Libere dalla violenza ambientale

a cura di Rete Corpi e Territori

LIBERE dalla violenza ambientale
le violenze sui territori colpiscono anche noi
Per il benessere dei corpi e degli ecosistemi
I corpi delle donne non sono scissi dagli spazi che abitano, dai
territori che attraversano e che costruiscono, dalle relazioni che
intessono con altri corpi, umani e non, in presenza e a distanza,
dalle economie (che subiscono e contribuiscono a creare).
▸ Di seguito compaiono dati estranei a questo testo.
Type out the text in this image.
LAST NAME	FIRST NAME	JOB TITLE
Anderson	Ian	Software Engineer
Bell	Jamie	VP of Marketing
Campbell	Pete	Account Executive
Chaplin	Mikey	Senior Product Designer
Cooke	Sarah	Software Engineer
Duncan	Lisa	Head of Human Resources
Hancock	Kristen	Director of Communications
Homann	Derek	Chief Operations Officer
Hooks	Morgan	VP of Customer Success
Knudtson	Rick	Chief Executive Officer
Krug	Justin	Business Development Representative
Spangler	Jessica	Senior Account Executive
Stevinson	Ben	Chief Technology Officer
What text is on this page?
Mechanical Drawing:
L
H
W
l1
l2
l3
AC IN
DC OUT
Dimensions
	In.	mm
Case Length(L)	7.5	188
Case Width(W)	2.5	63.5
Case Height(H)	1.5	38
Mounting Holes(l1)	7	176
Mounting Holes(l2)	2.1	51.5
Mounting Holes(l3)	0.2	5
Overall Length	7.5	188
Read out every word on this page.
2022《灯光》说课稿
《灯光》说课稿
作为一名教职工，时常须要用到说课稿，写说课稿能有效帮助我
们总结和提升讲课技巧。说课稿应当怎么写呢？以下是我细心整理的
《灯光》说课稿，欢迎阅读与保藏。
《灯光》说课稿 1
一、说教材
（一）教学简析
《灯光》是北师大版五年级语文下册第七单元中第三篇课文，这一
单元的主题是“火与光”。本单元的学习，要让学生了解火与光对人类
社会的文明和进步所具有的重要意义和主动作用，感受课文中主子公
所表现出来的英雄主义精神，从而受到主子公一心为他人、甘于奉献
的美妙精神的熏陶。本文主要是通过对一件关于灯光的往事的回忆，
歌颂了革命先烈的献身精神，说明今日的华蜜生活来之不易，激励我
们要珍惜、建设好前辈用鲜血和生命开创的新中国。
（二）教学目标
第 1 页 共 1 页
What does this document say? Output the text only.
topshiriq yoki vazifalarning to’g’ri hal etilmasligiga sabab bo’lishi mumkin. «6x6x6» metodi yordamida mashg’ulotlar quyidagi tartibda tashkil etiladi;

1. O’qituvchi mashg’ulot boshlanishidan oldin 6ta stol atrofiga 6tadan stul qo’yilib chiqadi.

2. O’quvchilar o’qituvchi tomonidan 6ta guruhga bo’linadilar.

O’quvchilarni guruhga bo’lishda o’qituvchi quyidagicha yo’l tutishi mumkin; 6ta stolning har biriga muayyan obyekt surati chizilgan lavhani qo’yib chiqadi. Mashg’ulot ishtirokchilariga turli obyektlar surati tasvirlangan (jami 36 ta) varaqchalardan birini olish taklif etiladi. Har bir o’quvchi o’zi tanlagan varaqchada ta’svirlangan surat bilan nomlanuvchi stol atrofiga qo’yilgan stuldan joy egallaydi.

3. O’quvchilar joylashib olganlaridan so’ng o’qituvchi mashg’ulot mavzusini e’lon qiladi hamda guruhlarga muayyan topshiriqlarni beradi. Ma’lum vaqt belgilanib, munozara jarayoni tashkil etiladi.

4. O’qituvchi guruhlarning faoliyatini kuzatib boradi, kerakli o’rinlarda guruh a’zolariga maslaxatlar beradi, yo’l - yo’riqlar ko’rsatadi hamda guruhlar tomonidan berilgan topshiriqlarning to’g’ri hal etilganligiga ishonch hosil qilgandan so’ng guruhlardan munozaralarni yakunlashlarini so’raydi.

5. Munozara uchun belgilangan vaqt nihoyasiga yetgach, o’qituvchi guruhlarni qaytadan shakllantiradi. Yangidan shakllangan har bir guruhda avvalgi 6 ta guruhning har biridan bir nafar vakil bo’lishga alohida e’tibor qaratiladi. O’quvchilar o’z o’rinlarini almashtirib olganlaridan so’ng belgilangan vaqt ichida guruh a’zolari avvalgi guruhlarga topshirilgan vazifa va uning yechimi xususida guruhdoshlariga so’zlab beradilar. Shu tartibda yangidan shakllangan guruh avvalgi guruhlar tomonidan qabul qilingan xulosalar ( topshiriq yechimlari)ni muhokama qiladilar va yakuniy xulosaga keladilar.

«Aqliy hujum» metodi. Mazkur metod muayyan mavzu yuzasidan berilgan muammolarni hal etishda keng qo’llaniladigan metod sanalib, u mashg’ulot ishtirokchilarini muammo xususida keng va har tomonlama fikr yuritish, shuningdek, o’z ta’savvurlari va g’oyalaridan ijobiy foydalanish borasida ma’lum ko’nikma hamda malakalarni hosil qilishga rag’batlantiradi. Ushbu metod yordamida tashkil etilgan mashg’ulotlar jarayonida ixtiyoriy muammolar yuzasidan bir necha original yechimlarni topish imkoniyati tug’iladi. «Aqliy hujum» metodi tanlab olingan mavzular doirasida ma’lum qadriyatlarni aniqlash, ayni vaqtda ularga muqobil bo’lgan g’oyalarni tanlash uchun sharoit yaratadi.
Vediamo
la necessità di inserire nel nostro piano il tema della violenza
ambientale sulle donne, su tutti gli esseri viventi e sulla natura
stessa, intesa come tessuto bio-relazionale in cui siamo tutte
interconnesse, perché riconosciamo nel modello antropocentrico,
neutro-maschile, eterosessuale corrente un dispositivo di dominio
patriarcale che impone come “naturale” un sistema di oppressione
e sfruttamento dei corpi.
Definiamo “violenza ambientale” quella che si attua contro il
benessere dei nostri corpi e gli ecosistemi in cui viviamo attraverso
pratiche di sfruttamento biocida, ossia attraverso uno sfruttamento
che impiega mezzi e sostanze nocivi per la salute dei microrganismi
animali e vegetali; è violenza ambientale quella che disegna spazi
urbani e rurali attraverso logiche che non rispondono alle esigenze
delle donne e nega accesso agli spazi abitativi e non; quella che
nega ai territori, attraverso i concetti dominanti di sicurezza e
decoro, la possibilità di autodeterminarsi, la libertà di movimento
ed espressione; quella che li militarizza e occupa per sfruttarne le
risorse; quella che non riconosce l’interdipendenza tra gli esseri
viventi, la coappartenenza tra esseri umani e ambiente avvalendosi
di una visione scientifica coloniale e colonizzatrice incentrata sulla
definizione e normazione di corpi, etnie, culture e sulle istituzioni di
rapporti gerarchici e di dominio tra essi.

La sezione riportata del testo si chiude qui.